The population of San Francisco hit a peak of 775,000 right after World war II and then went into a slow but steady decline that continued until 1980. between 1970 and 1980, it dropped to 678,974--but in recent years, some 5,000 new residents have been moving in every six months. The population, now at 705,700, is youthful and well-to-do. Median income is about $30,000 and median age is 34.1.

The varied character of the residents is shown by the city's 37 foreign-language newspapers and by the fact that 1 out of 3 residents comes from a home where a language other than English is spoken. "We have a very diverse population, no question about it," says Supervisor Louise Renee. "But the striking thing is that even though we are not all alike, we all get along."

One of the city's more pleasant statistics is a declining crime rate, down 6.8 percent in May from the same month a year ago. Homicides were the fewest since 1967, the rape total was a 20-year low, and the burglary count was the lowest since 1966.

A corporate city and financial hub, San Francisco is home to such business giants as Levi Strauss, Bank of America and the Bechtel Group. The Silicon Valley, heartland of American high techonology, and the Napa Valley, where some of the world's finest wines are produced, are nearby.

Concern that the downtown sector was losing its identity as a result of a 20-year boom in hotel and office construction led to development of a master plan said to be the toughest in the nation. The plan targets 260 building for preservation, dictates the height and bulk of new structures and requires open spaces to break the monotony of tall, stark buildings. New high-rises must not block sunlight from existing parks.

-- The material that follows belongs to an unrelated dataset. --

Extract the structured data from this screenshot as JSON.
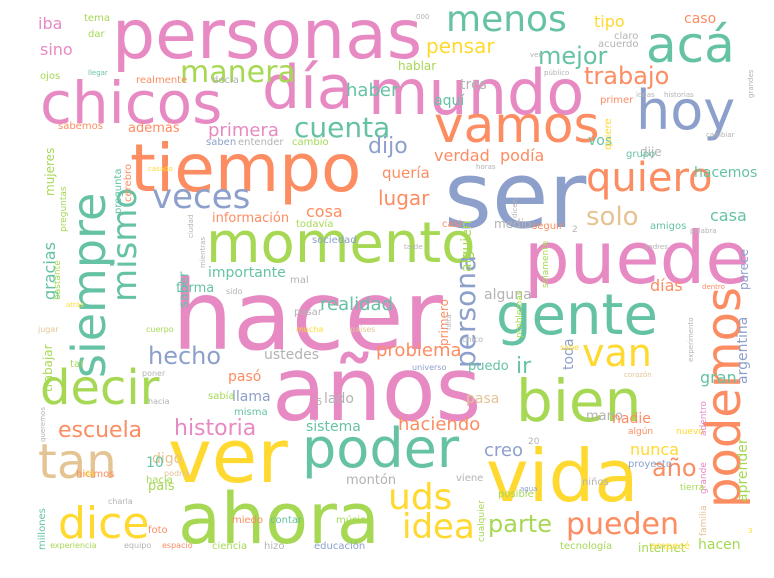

"San Francisco has an exciting skyline, but if development continues the way it has over the past 20 years, we'd look like Manhattan," says a senior planning-department official. "It's time to slow down a little."

Feinstein at the Helm

Overseeing this cautious growth is Mayor Dianne Feinstein, 51, who was catapulted into office in 1978 when Mayor George Moscone and Supervisor Harvey Milk were shot and killed in City Hall by former Supervisor Dan White. Her credits include unifying the city, torn apart by the murders, and keeping the budget in the black every year she has been in office. While may large cities are in states of financial woe, San Francisco enjoys a 15.2-million-dollar surplus that is expected to bring tax cuts, increased services and new jobs.

Not Everybody Is Happy

Feinstein has come under attack, though. Her opposition to a gun-control ordinance that was later overturned by a state appeals court resulted in a recall attempt. Some observers claim that Feinstein's veto of an ordinance that would have granted benefits to partners of unmarried city employes was an effort to stand up to the powerful homosexual community.

The political and economic clout of homosexuals here is considerable. A recent survey conducted by the California Voice, a newspaper oriented to the homosexual community, shows that its average reader has an annual income of $24,000. Fifty-six percent hold management positions, 87 percent have bachelor-of-arts degrees and 43 percent graduate degrees. A Municipal Court judge and a member of the Board of Supervisors are homosexual, as are some members of the police and planning commissions.